I tested it a few times (including the trace command). It seems to work. 

I tried now to compare it to the existing ReducedRowEchelonForm command:

for i from 1 to 10 do
for n from 3 to 10 do
for m from 3 to 10 do
X := Matrix(n,m,rand(-10..10));
if(not(Equal(ReducedRowEchelonForm(X),Gauss(X)))) then
print(X);
fi;
od;
od;
od;

Unfortunately it prints lots of Matrices... I will probably work tomorrow on it, maybe i find the issue.

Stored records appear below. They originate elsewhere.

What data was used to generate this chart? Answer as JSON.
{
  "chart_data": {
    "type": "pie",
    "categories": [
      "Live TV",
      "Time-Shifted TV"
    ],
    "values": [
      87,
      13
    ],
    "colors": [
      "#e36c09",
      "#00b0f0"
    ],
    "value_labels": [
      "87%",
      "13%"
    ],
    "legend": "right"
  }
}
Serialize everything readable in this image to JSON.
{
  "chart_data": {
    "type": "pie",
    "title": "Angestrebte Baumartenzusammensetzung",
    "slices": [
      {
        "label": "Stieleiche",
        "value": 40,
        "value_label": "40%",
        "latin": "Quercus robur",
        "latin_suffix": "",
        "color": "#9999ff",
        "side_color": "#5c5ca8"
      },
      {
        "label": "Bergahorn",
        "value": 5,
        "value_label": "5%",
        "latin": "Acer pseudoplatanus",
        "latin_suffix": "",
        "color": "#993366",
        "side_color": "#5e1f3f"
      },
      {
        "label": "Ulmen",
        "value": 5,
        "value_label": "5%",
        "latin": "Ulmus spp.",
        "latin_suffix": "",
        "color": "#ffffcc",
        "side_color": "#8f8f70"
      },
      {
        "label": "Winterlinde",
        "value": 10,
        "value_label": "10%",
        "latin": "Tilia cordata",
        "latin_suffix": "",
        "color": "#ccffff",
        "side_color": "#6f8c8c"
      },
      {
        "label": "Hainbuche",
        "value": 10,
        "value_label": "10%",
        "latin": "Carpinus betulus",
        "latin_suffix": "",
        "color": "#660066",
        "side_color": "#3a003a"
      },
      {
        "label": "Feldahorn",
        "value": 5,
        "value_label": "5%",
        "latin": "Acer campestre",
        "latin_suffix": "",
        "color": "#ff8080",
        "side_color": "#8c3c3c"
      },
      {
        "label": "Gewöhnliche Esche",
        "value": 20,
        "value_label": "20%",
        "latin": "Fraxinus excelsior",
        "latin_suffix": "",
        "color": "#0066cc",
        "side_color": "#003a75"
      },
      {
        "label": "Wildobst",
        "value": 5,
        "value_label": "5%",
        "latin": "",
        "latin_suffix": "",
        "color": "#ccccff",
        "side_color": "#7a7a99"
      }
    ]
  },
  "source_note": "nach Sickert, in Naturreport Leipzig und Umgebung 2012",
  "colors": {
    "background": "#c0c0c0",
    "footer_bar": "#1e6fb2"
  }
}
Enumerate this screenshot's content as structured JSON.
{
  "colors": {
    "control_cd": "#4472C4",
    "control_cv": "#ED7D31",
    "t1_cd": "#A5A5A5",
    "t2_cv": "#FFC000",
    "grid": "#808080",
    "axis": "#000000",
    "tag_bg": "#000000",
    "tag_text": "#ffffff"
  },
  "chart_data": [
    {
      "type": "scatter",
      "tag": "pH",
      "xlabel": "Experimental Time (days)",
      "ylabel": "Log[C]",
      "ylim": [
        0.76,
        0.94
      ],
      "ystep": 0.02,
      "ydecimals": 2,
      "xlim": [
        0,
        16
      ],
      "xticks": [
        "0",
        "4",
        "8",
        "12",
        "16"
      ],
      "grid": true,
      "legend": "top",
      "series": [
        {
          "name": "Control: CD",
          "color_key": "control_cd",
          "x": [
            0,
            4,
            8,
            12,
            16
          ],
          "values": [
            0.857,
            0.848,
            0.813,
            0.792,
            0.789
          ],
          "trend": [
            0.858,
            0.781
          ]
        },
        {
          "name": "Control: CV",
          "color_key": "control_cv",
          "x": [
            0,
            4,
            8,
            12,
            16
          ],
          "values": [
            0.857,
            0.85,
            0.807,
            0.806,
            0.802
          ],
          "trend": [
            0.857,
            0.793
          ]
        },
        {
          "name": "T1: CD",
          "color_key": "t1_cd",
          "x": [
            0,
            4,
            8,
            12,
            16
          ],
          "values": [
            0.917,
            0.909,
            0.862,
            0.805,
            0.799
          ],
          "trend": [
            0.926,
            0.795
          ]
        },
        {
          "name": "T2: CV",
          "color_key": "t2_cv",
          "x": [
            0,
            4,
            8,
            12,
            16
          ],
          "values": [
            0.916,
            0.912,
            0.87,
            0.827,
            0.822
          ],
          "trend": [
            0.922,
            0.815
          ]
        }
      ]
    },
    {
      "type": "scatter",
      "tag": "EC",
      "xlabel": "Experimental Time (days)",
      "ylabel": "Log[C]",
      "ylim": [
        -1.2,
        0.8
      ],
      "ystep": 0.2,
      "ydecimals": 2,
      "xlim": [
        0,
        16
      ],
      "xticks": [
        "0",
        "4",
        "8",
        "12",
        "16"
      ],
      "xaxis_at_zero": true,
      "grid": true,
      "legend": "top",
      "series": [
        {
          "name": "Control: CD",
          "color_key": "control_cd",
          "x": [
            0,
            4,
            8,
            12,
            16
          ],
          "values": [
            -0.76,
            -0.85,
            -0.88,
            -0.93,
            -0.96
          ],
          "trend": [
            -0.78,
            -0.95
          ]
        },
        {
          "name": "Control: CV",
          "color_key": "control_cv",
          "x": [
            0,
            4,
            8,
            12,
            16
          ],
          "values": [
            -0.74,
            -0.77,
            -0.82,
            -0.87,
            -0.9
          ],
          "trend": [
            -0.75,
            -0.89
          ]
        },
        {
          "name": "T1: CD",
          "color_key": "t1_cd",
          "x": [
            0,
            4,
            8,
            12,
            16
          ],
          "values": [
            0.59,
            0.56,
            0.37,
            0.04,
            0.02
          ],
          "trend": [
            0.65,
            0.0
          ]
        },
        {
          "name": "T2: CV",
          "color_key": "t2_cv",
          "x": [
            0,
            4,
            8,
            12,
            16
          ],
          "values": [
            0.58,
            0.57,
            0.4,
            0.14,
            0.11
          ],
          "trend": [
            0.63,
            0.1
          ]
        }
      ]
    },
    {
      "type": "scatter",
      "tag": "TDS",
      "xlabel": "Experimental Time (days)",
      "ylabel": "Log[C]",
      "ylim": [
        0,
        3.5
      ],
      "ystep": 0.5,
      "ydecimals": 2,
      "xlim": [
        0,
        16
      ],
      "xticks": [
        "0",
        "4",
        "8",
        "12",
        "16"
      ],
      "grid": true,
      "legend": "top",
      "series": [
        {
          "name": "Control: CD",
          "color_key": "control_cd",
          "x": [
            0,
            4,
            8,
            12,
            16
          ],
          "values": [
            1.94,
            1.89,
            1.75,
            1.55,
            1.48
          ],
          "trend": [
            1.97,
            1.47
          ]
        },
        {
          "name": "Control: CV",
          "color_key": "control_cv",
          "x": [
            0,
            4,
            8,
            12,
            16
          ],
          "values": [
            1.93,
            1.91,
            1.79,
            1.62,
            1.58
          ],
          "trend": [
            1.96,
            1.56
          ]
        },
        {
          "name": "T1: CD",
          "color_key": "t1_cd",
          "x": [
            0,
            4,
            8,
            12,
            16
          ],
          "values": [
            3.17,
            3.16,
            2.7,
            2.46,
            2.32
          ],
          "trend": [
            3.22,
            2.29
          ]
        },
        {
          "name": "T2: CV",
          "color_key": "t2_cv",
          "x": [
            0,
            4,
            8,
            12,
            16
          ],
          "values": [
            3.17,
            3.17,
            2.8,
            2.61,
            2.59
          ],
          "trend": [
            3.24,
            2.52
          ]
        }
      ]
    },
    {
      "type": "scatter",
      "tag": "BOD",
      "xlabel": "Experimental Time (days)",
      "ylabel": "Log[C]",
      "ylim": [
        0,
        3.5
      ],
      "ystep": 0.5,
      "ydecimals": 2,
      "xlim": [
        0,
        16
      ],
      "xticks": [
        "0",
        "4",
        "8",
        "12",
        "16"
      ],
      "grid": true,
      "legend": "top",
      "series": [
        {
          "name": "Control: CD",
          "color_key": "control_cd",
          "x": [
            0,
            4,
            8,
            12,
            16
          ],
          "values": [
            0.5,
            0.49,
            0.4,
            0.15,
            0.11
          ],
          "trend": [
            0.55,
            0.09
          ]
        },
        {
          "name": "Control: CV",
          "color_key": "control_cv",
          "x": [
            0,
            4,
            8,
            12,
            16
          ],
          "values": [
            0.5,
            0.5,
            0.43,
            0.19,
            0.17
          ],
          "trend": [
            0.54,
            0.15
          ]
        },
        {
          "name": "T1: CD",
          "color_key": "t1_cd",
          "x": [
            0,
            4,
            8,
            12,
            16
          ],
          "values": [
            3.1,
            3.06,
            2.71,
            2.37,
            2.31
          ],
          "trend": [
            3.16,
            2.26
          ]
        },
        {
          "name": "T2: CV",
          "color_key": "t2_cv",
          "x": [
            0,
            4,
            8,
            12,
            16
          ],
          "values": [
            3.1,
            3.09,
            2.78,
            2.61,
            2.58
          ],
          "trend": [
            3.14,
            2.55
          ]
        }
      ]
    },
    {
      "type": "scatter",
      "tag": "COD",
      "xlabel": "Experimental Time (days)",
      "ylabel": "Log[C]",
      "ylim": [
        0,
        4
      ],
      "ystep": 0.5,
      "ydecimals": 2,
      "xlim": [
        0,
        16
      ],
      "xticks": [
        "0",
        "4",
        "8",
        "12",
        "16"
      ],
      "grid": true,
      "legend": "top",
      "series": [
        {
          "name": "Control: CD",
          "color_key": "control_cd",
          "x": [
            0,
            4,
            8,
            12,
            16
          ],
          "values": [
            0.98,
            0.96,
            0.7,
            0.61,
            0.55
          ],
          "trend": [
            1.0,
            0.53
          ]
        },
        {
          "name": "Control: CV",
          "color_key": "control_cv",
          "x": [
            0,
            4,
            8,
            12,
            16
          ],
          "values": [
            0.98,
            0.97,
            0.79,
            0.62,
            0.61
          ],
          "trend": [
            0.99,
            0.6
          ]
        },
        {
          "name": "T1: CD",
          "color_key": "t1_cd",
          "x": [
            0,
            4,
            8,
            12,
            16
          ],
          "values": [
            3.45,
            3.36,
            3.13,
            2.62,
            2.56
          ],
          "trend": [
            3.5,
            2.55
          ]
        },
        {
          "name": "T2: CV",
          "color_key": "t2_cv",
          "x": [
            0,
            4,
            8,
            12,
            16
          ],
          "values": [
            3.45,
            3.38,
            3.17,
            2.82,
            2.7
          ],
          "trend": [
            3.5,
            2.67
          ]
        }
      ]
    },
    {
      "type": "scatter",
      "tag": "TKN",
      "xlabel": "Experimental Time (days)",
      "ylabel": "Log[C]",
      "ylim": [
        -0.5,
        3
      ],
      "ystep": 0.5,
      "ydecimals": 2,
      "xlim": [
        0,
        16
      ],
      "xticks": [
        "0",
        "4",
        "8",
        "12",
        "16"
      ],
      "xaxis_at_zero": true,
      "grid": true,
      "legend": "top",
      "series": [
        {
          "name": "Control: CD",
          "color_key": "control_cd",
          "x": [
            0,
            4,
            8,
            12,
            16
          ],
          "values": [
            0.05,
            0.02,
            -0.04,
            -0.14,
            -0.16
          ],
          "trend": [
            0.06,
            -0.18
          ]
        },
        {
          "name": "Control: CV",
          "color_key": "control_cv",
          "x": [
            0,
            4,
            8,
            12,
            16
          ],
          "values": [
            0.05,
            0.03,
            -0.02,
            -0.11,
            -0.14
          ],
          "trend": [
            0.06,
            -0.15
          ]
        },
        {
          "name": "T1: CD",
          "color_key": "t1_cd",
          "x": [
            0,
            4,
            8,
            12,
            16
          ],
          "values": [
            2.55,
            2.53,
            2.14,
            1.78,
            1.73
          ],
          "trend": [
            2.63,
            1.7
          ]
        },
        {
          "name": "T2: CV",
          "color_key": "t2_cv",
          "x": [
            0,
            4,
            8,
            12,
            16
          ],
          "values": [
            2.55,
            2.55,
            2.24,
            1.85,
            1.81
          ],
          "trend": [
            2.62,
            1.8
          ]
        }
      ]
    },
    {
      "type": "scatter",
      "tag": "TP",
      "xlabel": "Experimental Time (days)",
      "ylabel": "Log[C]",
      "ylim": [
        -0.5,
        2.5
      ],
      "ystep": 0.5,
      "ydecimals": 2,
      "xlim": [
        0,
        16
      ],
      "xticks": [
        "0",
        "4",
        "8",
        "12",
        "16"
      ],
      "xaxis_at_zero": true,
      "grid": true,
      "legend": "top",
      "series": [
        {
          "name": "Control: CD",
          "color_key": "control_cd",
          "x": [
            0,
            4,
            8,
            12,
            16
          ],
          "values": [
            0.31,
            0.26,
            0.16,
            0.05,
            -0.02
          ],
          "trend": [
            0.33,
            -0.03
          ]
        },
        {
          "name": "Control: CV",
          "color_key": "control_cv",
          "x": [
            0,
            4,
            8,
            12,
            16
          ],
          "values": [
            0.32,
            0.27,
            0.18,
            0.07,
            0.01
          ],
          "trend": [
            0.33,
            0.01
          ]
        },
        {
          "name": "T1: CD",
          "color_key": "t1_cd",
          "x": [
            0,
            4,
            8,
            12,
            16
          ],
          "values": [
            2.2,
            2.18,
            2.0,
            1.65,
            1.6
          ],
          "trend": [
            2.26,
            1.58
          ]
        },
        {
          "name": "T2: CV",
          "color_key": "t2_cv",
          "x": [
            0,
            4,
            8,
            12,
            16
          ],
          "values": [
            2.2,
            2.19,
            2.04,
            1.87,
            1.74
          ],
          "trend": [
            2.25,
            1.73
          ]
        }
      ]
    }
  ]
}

But thank you guys so far!!

@Carl Love  

with(LinearAlgebra):
reduced:=proc(B)
uses LinearAlgebra;
local M:=B, l:=1, m:=RowDimension(M),n:=ColumnDimension(M),i,j; # l is current column
for i from 1 to m do # going through every row item 
if n<l then # l needs to be less than column number n
return M;
end if;
j:=i; # initialize current row number
while M[j,l]=0 do # search for first row item unequal zero
j:=j+1;
if m<j then # end of row, go to next column
j:=i;
l:=l+1;
if n<l then # end of column and row
return M;
end if;
end if;
end do;
M:= perm(m,m,j,i).M; # permutate row j and row i
if not(M[i,l]=0) then # multiply row i with M[i,l])^(-1), if it is not zero
M:= multiplikation(m,m,i,(M[i,l])^(-1)).M;
end if;
for j from 1 to m do # Subtract each row j with row i for M[j,l]-times
if not(j=i) then
M:= addition(m,m,j,i,(-1)*M[j,l]).M;
end if;
end do;
l:=l+1; # increase l by 1, next iteration i increase either
end do;
end proc:

------------------------------------------------------------------------------------

My elementary matrices are working. (i created them before the main program, so some of the variables are unnecessary)

with(LinearAlgebra):

multiplikation:= proc(m,n,a::nonnegint,b::integer)
local M:= Matrix(m,n),i,j;
for i from 1 to m do
for j from 1 to n do
if not(i=j) then
M[i,j]:=0;
elif i=j and not(i=a) then
M[i,j]:=1;
else
M[i,j]:=b;
end if;
end do;
end do;
return M;
end proc:

addition:= proc(m,n,a::nonnegint,b::nonnegint,c::integer)
local M:= Matrix(m,n),i,j;
for i from 1 to m do
for j from 1 to n do
if ((i=a) and (j=b)) then
M[i,j]:=c;
elif (not(i=a) or not(j=b)) then
if i=j then
M[i,j]:=1;
else
M[i,j]:=0;
end if;
end if;
end do;
end do;
return M;
end proc:

perm:= proc(m,n,a::nonnegint,b::nonnegint)
local M:= Matrix(m,n),i,j;
for i from 1 to m do
for j from 1 to n do
if ((i=a and j=a) or (i=b and j=b)) then
M[i,j]:=0;
elif ((i=a and j=b) or (i=b and j=a)) then
M[i,j]:= 1;
else
if ((i=j and not(i=a)) and (i=j and not(i=b))) then
M[i,j]:=1;
elif (not(i=j) and not(i=a) and not(i=b) and not(j=a) and not(j=b)) then
M[i,j]:=0;
end if;
end if;
end do;
end do;
return M;
end proc:

-----------------------------------------------------------------------------------------

@Carl Love  Thank you that helps me. I'm able to compile my procedure, but I dont get what i except.:

L:=Matrix(3,3,[1,2,5,4,5,6,7,8,9]);

M:=Matrix(2,3,[1,2,5,4,5,6]);

reduced(L);

4

reduced(M);

3

technically i have to get a matrix back, but i receive an integer. Maybe i did something wrong with my elementary matrices. I'll present it to you if i'll fix it.